Gayler also said that FVL will not necessarily consist of one rotorcraft design scaled up and/or down to perform different missions, because certain airframe designs may not scale in the same direction.
“It is absolutely possible for us to envision different aircraft,” Gayler said. “We’re looking for the capability and the relationship of those attributes that provides the best capability in its class.”
“Though they could scale up, down, doesn’t matter,” he said. “It may not scale up better than the one that scales down. … I can envision the introduction of capability of several different variants that look distinctly different.”

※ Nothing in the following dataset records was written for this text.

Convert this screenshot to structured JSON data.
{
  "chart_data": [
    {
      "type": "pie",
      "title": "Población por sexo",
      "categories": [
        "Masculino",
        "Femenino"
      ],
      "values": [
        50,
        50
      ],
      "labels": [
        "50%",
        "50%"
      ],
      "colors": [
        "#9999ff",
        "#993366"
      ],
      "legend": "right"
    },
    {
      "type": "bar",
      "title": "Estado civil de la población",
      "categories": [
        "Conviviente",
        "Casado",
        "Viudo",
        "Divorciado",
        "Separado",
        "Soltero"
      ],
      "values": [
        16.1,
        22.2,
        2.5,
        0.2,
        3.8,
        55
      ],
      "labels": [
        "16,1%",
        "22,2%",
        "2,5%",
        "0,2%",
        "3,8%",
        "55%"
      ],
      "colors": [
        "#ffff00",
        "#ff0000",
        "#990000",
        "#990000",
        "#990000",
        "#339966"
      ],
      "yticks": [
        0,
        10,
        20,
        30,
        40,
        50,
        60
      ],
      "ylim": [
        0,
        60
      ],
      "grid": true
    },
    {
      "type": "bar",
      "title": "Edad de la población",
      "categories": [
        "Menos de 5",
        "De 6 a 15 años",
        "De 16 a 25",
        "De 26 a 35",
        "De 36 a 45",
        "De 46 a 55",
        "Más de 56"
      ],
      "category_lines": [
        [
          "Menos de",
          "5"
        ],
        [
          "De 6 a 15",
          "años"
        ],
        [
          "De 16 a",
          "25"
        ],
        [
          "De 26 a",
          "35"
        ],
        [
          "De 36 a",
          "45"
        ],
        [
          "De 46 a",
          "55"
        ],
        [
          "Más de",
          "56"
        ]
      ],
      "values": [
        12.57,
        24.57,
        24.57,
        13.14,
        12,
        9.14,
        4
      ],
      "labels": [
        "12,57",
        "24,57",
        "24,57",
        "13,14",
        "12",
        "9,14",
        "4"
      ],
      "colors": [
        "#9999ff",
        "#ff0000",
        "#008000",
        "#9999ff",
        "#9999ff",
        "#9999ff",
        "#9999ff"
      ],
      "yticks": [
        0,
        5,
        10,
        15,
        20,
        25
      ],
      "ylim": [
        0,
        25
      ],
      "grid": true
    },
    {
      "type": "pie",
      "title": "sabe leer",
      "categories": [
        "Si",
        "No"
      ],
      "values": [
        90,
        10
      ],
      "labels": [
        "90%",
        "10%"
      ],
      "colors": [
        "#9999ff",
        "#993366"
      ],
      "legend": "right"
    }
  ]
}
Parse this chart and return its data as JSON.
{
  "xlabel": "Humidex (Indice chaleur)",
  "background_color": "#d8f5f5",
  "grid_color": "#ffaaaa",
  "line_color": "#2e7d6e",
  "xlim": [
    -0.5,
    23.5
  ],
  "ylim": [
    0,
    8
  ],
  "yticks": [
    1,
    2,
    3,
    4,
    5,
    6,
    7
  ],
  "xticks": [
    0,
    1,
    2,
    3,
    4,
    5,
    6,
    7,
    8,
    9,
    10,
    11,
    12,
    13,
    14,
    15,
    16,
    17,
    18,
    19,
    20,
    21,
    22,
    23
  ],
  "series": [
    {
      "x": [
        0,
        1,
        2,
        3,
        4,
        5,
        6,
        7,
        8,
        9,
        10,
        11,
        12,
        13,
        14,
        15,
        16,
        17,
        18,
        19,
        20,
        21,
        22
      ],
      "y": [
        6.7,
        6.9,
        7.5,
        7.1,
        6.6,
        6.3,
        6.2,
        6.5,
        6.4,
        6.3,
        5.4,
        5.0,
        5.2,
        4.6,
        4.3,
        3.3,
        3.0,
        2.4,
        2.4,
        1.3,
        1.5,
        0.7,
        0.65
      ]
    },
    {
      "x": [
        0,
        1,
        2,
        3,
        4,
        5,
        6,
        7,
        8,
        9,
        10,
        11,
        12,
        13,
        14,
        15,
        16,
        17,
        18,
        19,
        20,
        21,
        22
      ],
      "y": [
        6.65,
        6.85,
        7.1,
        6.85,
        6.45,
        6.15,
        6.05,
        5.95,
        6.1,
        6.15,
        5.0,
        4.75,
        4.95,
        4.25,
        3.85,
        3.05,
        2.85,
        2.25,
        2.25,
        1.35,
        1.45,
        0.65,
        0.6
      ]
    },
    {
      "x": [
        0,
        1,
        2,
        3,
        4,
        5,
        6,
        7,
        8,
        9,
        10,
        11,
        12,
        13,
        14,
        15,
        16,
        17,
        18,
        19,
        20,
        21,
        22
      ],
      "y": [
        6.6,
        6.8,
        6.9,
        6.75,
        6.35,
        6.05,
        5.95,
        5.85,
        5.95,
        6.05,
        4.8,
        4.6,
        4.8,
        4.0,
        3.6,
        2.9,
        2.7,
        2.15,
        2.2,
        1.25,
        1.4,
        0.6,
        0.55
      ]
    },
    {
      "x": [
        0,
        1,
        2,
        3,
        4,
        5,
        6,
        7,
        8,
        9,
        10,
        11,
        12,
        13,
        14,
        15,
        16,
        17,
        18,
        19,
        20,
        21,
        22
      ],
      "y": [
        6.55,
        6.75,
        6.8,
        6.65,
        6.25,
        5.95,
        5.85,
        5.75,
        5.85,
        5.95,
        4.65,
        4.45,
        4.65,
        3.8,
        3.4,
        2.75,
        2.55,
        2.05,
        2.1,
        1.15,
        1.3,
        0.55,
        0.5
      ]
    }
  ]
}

Whether the Army would be able to martial the funding necessary to pursue two separate rotorcraft development and acquisition programs at once remains to be seen, Gayler said.
“The challenge is can you pursue those simultaneously? In today’s budget there’s no way without some significant adjustments,” he said.
The two competing designs – though they are not in direct competition yet – are Bell’s advanced tiltrotor, built on experience manufacturing the V-22 Osprey, and the coaxial-rotor technology developed by Sikorsky through its X-2 and S-97 experimental aircraft. Bell is a unit of Textron[TXT] while Sikorsky is now owned by Lockheed Martin [LMT].
Bell completed construction of its first V-280 Valor the week of Sept. 3 and is preparing for ground testing ahead of a first flight in fall 2017.
Sikorsky’s S-97 Raider, a smaller version of the SB-1 Defiant it has pitched for the JMR-TD program, has been flying for more than a year. One of the two existing prototypes suffered a hard landing in August, but the company said the mishap will not hinder the progress of the program, which is meant to validate the coaxial-rotor design.
The Defiant is based on the Sikorsky S-97 Raider, which employs coaxial main rotors and an aft pusher propeller to achieve the same fast-yet-maneuverable capability the Army desires.
The S-97 suffered “substantial damage,” according to a National Transportation Safety Board preliminary report on the Aug. 2 accident in Jupiter, Fla. The preliminary report was published Aug. 11 and shows that both pilots on board suffered minor injuries when the aircraft went down on a clear day while hovering.
The helicopter was recovered from the accident site and retained for further examination, the NTSB report said. Sikorsky plans to get its second S-97 airborne soon to resume flight testing.
Brig. Gen. Frank Tate, director of Army Aviation for the Army Deputy Chief of Staff, G-3/5/7, is closely watching both teams’ flight testing and is eager to continue working with industry to achieve FVL. However, he is focused on the capability certain technologies offer rather than the design of any specific aircraft, he said.
“We continue to look forward and work with industry to do relatively low-cost tech demonstrators, then demonstrate the validity of leap-ahead technologies that take the physics of vertical lift to a whole other level that we need to get to, to get after the capability gaps we have discussed,” Tate said.
“Then you close in on your actual requirements and put that out to industry, now knowing what is … achievable and get to more rapidly an actual product on the street,” Tate added. “We are focused on how we do our requirements process so we can do that much faster and do it in a way that is smart, that will get us what we want, that is not so constraining that you possibly throw away things that are achievable more quickly and are still a giant leap ahead.”